BowX Acquisition Corp., a special acquisition company (SPAC) that agreed to take WeWork public in a $9 billion deal earlier this year, has filed a definitive proxy statement with the embattled coworking company, ahead of a vote on Oct. 19 that will determine whether or not WeWork becomes a publicly traded company.
If approved by BowX shareholders, the SPAC expects the deal to close and WeWork to start trading around Oct. 21, WeWork said in a statement.
The deal, which values WeWork at $9 billion, is a far cry from the company’s eye-popping valuation of $47 billion in 2019, but an improvement of its $2.9 billion valuation last year.
This isn’t the first time WeWork tried to go public.
The coworking giant attempted it in 2019 through the more traditional IPO process, but it faced concerns over its cash-burning business model and conflicts of interest from its former CEO, Adam Neumann.

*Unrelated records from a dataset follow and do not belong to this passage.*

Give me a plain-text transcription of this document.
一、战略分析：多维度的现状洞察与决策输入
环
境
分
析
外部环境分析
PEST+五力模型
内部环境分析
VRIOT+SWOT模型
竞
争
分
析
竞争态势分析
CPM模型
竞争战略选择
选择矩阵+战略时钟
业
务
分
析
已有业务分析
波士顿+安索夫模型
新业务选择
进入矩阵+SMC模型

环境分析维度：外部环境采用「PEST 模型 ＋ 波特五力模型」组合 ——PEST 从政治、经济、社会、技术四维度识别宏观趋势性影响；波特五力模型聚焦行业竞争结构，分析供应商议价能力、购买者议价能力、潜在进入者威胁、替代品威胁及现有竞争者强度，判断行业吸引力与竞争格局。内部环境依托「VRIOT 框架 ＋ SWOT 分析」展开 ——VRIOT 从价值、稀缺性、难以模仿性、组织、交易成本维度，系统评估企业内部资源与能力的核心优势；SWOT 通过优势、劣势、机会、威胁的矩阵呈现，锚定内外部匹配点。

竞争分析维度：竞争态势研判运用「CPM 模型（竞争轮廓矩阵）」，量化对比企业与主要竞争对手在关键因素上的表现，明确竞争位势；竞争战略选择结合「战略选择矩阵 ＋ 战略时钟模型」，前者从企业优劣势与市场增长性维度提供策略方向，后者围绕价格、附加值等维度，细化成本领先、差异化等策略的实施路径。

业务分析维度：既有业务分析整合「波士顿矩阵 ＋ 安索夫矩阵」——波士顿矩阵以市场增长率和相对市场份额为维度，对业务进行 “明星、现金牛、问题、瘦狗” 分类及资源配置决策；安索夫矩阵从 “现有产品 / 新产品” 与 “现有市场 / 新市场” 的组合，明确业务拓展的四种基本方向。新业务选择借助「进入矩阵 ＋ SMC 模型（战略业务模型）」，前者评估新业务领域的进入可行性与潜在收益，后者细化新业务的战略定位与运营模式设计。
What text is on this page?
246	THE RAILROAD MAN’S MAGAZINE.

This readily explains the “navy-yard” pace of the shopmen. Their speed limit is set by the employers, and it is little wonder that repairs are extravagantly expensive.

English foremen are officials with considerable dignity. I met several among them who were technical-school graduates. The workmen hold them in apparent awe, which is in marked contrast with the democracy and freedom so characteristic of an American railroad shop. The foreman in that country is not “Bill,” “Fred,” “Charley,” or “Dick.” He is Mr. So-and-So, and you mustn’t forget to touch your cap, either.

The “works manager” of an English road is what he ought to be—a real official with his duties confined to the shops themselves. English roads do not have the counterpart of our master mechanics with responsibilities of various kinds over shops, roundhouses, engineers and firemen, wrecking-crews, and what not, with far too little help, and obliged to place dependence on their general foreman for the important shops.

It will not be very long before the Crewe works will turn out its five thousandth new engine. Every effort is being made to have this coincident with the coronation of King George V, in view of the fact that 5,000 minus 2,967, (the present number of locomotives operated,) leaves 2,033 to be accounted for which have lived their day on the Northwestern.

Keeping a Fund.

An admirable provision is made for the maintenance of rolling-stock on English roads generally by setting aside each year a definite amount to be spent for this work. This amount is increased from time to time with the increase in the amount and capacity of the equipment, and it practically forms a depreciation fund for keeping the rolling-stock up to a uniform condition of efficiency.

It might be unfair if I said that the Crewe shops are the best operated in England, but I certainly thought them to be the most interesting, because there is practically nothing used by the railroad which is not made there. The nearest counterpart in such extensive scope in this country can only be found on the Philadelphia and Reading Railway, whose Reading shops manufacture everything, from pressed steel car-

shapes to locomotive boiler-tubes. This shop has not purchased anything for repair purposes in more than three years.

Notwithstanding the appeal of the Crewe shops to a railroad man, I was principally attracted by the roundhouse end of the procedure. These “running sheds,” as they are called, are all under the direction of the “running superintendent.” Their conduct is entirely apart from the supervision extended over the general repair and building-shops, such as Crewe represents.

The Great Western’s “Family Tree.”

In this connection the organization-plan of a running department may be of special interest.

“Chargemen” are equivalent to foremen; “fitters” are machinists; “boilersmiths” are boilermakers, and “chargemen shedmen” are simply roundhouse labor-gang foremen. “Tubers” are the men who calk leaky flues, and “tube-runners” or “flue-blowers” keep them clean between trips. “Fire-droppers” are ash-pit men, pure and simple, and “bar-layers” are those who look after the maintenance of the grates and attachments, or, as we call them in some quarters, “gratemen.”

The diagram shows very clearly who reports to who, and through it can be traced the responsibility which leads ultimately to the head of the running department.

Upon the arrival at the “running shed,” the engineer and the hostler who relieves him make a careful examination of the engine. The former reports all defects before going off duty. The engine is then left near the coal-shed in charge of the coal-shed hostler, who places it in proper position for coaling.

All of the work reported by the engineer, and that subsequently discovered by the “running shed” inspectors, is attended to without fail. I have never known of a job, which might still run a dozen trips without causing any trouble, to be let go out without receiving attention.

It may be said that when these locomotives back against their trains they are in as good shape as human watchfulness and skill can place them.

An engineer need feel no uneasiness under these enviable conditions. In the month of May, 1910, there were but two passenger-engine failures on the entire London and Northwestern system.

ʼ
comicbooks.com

Neumann later stepped down and WeWork pumped the brakes on its IPO later that year.
The BowX deal would provide WeWork with a $1.3 billion cash infusion, the coworking company said in March, after both WeWork and BowX’s boards approved the merger. WeWork will also get $800 million from private equity and venture capital firm Insight Partners as well as funds managed by Starwood Capital Group, Centaurus Capital and Fidelity Management & Research Company, alongside funds and accounts managed by BlackRock, CO reported.
BowX — which counts NBA legend Shaquille O’Neal as an adviser — raised $483 million last year to form a SPAC, a shell firm using proceeds from a public listing to buy a private firm. It has been in talks to merge with WeWork since at least January, CO reported.
While SPACs boomed in 2020, the trend has started to slow this year, amidst increased scrutiny from the U.S. Securities and Exchange Commission and disappointing stock performance. And some startups have begun to sour on SPACs and turn down merger offers, The Wall Street Journal reported.